Having missed the 2015 quarter-final through injury and come off the bench in the 2011 defeat to Wales at this stage, Sexton is naturally excited to be fit and firing to steer the Ireland ship on Saturday at Tokyo Stadium. 

“At the start of the week [in 2015], I remember getting a scan and the scan said it was relatively clear and you kind of bluff yourself into thinking, ‘This is OK,’” recalls Sexton.

“I remember doing the captain’s run, I think it was two days before the game, and it just wasn’t right. I went for another scan and the injury showed up. I was doing everything possible to try and get on the pitch. It just wasn’t to be.”

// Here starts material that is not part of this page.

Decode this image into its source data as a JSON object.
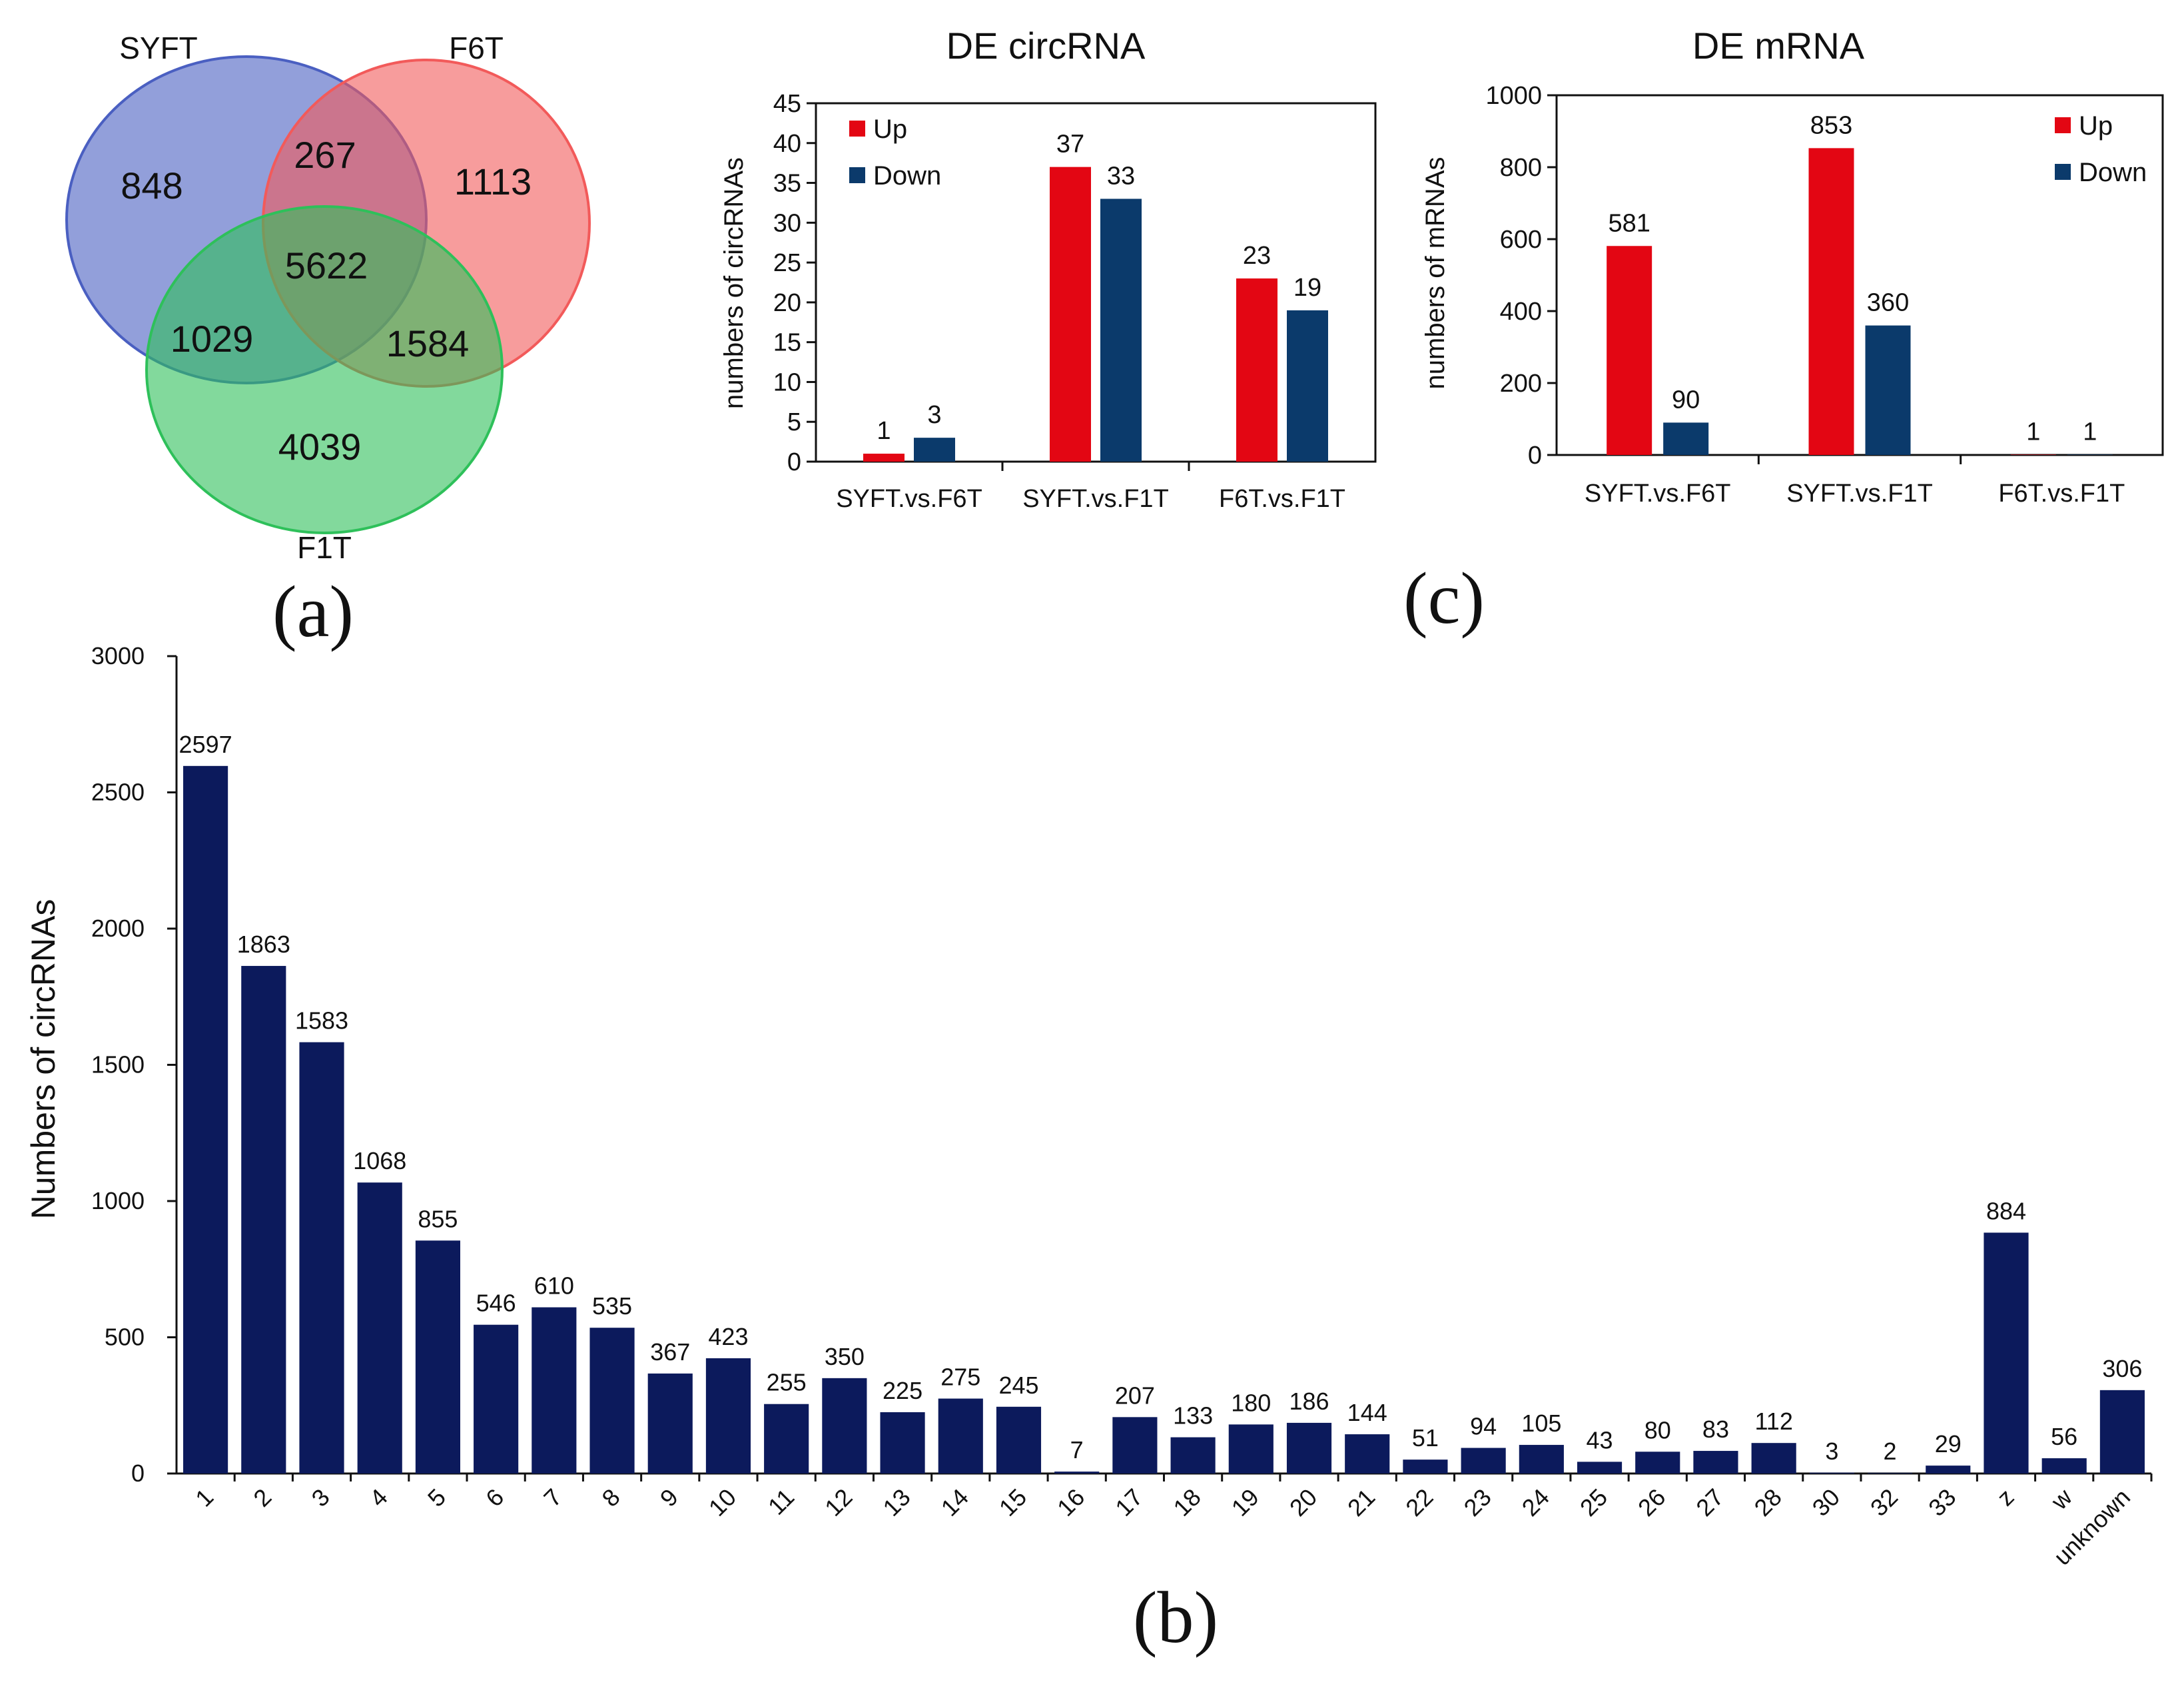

johnny-sexton Source: Dan Sheridan/INPHO

Sexton will be central if Ireland are to upset the odds and make history this weekend, with his longstanding partnership with Conor Murray set to be as influential as ever.

And this, at the age of 34, is the biggest game of Sexton’s career.

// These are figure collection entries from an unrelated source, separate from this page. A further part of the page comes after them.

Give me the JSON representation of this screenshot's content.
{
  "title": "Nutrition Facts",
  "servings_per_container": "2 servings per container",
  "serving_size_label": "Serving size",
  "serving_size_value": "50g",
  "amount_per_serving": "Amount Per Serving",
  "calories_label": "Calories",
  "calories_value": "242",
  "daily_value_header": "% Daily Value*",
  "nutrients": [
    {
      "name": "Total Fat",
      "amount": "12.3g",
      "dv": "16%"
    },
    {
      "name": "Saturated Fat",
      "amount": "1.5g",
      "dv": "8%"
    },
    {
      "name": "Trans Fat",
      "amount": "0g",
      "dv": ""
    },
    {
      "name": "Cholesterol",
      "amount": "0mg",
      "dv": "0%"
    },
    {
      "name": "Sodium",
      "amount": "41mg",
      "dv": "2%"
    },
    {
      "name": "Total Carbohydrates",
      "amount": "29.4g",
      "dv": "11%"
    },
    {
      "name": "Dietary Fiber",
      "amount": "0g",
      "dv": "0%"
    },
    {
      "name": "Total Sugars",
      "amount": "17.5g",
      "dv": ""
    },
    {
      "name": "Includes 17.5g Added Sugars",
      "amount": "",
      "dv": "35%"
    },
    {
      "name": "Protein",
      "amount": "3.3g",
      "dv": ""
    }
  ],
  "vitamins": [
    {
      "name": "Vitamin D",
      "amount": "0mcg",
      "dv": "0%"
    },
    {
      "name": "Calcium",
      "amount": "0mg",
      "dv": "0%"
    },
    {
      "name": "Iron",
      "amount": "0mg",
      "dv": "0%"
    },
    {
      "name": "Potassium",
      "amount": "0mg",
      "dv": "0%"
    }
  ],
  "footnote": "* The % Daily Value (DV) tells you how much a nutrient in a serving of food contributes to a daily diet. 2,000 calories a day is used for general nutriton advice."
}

“It’s the biggest,” confirms Sexton, “and in that regard then, it is the most exciting.

“We said it after Samoa, we said, ‘Look lads, no matter who we play, this is the biggest game of our lives.’

“You feel it straight away. You feel it when you wake up this morning and your mind just goes straight to the game. So sleep will probably be a challenge this week.

“But yeah, it’s where you want to be as a kid watching. I think my first memory of watching Ireland in the [1995] World Cup was against New Zealand. I think I was in Bective.

“It’s where you want to be and it’s where you want to challenge yourself. It’s where we can create something a little bit special back in the country.

“I’m sure the country will go mad on Saturday morning, so I can’t wait for it.”